Na história da humanidade o papel dos homens e mulheres variou bastante. Mas na maior parte dela o status da mulher foi sempre superior ao homem. Nos primórdios da existência humana eram as mulheres, e os princípios femininos, que governavam o mundo, pois elas tinham o poder de gerar vida e isso as aproximava da divindade. Além disso, a garantia da sobrevivência de um grupo nômade, nas agruras da luta pela vida, dependia da contínua chegada de novos membros e da colaboração entre eles. Eram sociedades igualitárias, de moral coletiva, prevalecendo a cooperação, a liderança pela sedução e o poder do diálogo como persuasão. Nesse período, os símbolos divinos são sempre femininos. As deusas (“grande mãe”) criaram o mundo e tudo que nele existe. Elas eram sempre concebidas como tolerantes, amorosas e indulgentes.
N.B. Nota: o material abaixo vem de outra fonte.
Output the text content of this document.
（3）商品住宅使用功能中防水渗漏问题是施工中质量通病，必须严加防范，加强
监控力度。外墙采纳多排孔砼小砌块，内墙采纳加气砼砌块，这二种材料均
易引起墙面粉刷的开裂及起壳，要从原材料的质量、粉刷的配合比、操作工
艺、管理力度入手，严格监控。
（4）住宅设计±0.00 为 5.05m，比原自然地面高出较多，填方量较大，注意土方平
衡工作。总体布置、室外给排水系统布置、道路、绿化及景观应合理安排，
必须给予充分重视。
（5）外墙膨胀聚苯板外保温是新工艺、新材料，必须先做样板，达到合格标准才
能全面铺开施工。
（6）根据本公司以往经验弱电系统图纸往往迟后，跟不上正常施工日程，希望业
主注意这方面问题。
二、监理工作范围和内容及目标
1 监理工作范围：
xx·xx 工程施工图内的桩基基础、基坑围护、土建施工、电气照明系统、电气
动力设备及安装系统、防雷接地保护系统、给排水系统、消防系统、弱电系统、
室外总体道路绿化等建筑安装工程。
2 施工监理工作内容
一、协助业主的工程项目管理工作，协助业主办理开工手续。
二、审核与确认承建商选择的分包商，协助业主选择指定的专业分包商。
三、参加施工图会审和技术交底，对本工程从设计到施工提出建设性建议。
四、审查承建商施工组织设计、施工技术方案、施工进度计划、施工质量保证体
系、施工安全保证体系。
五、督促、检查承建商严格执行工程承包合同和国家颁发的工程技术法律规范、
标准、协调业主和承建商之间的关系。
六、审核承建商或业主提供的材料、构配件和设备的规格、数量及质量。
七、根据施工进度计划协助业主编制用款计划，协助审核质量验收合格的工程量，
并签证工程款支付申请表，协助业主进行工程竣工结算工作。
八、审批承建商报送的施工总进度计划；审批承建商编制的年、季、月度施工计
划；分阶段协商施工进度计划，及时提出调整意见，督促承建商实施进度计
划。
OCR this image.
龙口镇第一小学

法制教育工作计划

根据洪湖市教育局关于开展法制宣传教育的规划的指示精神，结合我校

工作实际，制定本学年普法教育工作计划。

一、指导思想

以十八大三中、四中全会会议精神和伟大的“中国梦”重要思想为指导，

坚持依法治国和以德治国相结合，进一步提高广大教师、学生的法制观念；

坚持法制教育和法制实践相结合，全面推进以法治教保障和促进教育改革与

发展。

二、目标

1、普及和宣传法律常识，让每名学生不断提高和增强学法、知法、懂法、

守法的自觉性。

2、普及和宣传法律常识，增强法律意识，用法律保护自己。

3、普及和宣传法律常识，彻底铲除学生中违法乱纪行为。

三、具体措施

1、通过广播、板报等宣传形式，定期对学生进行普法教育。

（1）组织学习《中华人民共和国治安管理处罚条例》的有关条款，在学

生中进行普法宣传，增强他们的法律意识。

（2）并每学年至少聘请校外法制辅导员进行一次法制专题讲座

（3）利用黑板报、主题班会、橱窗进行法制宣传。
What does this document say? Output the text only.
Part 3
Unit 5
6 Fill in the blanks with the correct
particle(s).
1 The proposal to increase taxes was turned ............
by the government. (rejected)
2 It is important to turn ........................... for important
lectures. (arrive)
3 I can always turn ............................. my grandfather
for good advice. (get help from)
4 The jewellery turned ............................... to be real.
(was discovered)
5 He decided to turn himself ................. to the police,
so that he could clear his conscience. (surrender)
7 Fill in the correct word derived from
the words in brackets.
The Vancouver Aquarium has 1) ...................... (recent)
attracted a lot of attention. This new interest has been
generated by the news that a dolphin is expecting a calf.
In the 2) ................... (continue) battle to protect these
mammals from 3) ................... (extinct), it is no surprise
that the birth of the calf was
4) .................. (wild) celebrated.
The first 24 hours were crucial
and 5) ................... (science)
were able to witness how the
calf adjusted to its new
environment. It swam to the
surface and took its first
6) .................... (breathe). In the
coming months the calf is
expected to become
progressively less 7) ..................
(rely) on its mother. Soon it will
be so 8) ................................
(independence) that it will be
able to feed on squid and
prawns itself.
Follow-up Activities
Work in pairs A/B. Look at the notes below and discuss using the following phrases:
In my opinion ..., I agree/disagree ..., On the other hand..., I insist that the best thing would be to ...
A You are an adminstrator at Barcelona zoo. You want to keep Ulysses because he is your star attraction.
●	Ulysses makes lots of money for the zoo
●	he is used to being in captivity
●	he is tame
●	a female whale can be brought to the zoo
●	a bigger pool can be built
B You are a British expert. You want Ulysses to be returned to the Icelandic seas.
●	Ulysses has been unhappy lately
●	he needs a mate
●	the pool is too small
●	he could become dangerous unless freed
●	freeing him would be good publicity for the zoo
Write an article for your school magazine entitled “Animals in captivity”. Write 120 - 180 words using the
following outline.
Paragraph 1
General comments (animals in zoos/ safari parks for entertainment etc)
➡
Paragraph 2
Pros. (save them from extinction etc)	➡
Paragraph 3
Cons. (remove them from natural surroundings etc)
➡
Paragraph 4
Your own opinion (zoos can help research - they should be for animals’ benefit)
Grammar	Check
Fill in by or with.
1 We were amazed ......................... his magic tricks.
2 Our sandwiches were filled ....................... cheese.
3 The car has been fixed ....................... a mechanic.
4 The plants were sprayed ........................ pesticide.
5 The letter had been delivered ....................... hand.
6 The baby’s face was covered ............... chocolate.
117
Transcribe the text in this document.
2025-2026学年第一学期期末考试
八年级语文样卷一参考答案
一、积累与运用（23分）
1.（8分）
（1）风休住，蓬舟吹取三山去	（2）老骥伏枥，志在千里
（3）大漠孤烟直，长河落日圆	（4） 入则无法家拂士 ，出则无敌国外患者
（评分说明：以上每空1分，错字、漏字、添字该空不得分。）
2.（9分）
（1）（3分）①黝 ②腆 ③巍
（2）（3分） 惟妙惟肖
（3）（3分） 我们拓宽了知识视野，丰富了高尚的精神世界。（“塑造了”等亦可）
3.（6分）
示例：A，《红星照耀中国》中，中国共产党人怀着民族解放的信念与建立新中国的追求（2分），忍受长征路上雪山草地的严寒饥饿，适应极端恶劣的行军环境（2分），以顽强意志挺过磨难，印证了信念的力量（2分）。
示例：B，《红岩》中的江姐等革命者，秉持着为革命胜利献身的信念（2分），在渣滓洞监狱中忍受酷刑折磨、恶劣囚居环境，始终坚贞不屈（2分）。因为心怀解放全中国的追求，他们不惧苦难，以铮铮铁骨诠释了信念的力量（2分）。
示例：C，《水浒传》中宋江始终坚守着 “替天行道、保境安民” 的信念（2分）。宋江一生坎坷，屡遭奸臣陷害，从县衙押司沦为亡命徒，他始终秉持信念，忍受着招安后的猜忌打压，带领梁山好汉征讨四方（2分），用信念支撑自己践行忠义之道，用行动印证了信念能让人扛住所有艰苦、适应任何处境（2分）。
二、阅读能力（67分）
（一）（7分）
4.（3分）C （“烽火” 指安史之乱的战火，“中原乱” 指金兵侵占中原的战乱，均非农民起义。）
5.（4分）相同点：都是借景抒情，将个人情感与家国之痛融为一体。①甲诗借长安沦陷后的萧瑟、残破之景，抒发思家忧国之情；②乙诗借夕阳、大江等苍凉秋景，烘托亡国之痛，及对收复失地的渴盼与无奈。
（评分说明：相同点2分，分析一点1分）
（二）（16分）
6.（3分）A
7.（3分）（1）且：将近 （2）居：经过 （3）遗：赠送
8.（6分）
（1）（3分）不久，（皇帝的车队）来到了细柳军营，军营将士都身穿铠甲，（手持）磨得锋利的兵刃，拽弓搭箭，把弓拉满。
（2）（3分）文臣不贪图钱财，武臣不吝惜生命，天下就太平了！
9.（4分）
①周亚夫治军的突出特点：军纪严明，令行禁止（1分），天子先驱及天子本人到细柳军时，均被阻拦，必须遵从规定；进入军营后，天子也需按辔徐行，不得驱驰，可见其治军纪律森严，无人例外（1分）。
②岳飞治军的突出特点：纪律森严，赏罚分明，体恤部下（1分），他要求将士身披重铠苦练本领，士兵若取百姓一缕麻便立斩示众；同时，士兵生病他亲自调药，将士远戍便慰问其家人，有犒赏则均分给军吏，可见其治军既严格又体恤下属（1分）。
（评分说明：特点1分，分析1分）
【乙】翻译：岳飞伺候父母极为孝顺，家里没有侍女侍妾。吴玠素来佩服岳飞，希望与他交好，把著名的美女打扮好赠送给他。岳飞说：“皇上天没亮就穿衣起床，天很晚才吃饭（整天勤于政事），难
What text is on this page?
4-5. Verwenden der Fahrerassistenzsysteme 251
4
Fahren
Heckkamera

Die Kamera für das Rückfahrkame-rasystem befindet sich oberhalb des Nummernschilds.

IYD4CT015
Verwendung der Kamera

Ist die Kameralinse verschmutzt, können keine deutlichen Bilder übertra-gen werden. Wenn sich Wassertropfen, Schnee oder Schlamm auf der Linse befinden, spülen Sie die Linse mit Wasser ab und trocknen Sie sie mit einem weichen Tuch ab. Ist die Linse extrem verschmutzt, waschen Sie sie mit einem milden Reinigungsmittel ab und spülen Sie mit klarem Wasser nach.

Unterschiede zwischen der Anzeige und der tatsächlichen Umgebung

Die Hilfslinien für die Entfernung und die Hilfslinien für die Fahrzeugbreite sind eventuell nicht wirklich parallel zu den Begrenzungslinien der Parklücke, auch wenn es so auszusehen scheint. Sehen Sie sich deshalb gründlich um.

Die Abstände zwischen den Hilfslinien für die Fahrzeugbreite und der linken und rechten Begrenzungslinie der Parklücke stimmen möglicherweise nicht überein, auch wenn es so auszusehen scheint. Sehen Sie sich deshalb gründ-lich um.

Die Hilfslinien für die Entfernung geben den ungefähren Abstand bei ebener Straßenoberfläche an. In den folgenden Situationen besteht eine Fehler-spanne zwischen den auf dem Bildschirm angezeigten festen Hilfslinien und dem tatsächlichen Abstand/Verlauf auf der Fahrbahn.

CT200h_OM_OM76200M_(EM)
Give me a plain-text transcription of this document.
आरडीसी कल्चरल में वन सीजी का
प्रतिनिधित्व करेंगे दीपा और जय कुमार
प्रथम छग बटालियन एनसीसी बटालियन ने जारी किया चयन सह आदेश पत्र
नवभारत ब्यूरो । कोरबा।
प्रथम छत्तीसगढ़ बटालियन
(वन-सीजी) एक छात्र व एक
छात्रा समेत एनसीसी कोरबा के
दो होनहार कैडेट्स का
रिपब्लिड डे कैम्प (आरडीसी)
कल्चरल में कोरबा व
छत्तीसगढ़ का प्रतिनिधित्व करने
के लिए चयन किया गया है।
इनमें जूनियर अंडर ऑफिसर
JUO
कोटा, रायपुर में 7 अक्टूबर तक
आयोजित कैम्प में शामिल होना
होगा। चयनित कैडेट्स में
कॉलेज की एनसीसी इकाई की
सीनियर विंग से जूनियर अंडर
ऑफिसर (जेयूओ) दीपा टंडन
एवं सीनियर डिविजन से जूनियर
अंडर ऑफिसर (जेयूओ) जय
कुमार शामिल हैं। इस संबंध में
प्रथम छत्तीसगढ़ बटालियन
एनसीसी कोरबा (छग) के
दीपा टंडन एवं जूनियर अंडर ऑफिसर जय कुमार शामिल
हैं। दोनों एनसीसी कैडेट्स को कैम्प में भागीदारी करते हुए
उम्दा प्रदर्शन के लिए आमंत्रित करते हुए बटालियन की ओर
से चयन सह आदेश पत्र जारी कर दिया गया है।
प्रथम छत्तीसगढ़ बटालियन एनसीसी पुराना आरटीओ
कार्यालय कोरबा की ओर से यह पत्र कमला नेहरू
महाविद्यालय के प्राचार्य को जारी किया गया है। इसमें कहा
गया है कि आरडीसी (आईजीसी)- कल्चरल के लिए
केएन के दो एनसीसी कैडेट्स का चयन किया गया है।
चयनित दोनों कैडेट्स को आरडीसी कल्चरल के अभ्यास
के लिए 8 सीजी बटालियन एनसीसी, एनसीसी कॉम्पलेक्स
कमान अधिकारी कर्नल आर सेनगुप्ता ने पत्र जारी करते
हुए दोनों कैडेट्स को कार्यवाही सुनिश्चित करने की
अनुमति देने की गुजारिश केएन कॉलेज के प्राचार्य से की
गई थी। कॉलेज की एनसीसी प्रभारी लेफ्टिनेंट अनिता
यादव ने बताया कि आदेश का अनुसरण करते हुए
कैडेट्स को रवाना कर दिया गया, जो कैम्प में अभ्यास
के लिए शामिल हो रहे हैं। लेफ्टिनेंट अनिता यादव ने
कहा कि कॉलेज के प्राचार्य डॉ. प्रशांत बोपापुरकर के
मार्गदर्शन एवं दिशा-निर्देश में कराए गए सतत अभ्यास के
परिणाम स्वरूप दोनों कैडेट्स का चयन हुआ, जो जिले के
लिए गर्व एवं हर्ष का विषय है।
Um pouco mais tarde, quando a força física ganha espaço, ocorre à ascensão do homem, com sua importância se igualando à da mulher. Surgem sociedades nas quais o poder de ambos estão no mesmo plano. Os deuses são, ao mesmo tempo, masculinos e femininos, cujo exemplo é o hinduismo, do yin e yang.
Logo, vivemos governados pelos atributos femininos enquanto estivemos em sociedades sem transmissão de herança, pois não existia a propriedade privada e nem mesmo a guerra, havendo espaço para todos e para a cooperação. A partir do aparecimento da propriedade e do Estado, a sociedade se transforma e com ela os princípios que governam o mundo. Surge, nesse período, a propriedade privada e com ela a sociedade de classes. Um grupo de homens concentrará a riqueza em suas mãos excluindo a grande maioria da possibilidade de possuí-la. Os fortes dominam os fracos, impondo-lhes a disciplina do trabalho contínuo e a riqueza se concentra, cada vez mais, nas mãos de poucos privilegiados. O gênero masculino ser torna hegemônico (como até hoje). Com relação à mulher, inicia-se seu declínio e sua submissão que está relacionado com a necessidade masculina de buscar a descendência legítima. A virgindade é a expressão e manifestação da decadência de sua condição, transformando-se em extensão de sua propriedade. Os símbolos divinos deixam de ser femininos e se transformam em masculino. Deus agora é homem, cria o mundo sozinho e governa de forma autoritária. Os princípios que agora imperam no mundo serão os masculinos. Podemos confirmar essa transformação em várias passagens dos textos bíblicos, tais como no Eclesiastes 7, 26: “Então descobri que a mulher é mais amarga do que a morte, porque ela é uma armadilha, o seu coração é uma rede e os seus braços são cadeias. Quem agrada a Deus consegue dela escapar, mas o pecador se deixa prender por ela” ou Eclesiástico 25, 24: “Foi pela mulher que começou o pecado, e é por culpa dela que todos morremos”.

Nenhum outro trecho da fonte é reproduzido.